Berbagai instrumen kebijakan pemerintah tersebut diharapkan dapat mendorong perkembangan hilirisasi sawit untuk menciptakan nilai tambah yang lebih tinggi dan menghasilkan multiplier effect yang lebih besar.
Kaltim memang memiliki persoalan tersendiri. Hilirisasi produk kelapa sawit berjalan lambat. Kendala mendasar adalah belum tersedianya infrastruktur yang memadai dan menyambungkan hingga menjangkau seluruh pelosok di Kaltim.
Akibatnya, produksi komoditas kelapa sawit hanya sebatas minyak mentah sawit.

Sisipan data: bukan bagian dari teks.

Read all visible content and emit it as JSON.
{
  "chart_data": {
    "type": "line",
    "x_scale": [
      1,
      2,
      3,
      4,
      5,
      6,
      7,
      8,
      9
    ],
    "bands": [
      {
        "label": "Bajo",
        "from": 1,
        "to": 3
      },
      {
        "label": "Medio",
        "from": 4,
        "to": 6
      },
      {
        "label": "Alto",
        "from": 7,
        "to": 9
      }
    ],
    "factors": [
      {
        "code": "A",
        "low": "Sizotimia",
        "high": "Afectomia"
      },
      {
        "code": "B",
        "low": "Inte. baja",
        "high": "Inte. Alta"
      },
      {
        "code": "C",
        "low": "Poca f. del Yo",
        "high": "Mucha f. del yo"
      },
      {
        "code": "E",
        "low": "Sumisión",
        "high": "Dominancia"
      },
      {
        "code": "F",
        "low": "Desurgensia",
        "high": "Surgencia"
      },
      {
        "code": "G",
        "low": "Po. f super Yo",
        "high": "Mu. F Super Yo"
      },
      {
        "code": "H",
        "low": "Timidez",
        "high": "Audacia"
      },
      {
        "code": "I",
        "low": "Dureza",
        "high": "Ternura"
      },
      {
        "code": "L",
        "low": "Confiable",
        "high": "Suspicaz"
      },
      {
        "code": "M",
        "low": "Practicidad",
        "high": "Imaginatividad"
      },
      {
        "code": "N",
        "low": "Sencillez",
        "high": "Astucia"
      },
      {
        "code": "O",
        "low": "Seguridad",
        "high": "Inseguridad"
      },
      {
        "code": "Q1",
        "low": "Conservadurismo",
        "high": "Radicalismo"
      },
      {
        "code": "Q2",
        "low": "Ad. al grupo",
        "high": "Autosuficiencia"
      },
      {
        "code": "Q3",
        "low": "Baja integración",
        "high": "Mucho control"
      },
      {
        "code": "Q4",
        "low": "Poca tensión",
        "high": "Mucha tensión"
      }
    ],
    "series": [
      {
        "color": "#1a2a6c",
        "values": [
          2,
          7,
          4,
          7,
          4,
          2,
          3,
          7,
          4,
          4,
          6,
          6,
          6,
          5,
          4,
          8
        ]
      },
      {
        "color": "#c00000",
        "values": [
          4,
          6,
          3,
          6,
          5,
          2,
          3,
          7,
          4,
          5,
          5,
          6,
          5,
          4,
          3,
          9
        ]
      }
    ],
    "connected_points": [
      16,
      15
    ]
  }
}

Belum ada memproduksi turunannya yang selayaknya memiliki nilai tambah dan daya saing tinggi di pasar global.
Kondisi yang paling terlihat, lambannya pengembangan kawasan ekonomi khusus (KEK) Maloy Batuta Trans Kalimantan (MBTK) di Sangkulirang, Kutai Timur--kawasan disiapkan untuk kegiatan industri dan hilirisasi kelapa sawit maupun kegiatan industri lainnya.
IKN membawa harapan baru untuk menyelesaikan kendala-kendala tersebut. IKN diharapkan menjadi magnet penarik percepatan kawasan ekonomi khusus (KUK) dan tumbuhnya industri dan hilirisasi kelapa sawit di Kaltim.
Semua permasalahan tersebut akan menjadi tema diskusi menarik pada Kaltim Post Talk Show sore ini. Adalah Azmal Ridwan, pembina Gabungan Pengusaha Kelapa Sawit Indonesia (Gapki) Kaltim yang akan mengurai permasalahan tersebut. (***/dwi/k16)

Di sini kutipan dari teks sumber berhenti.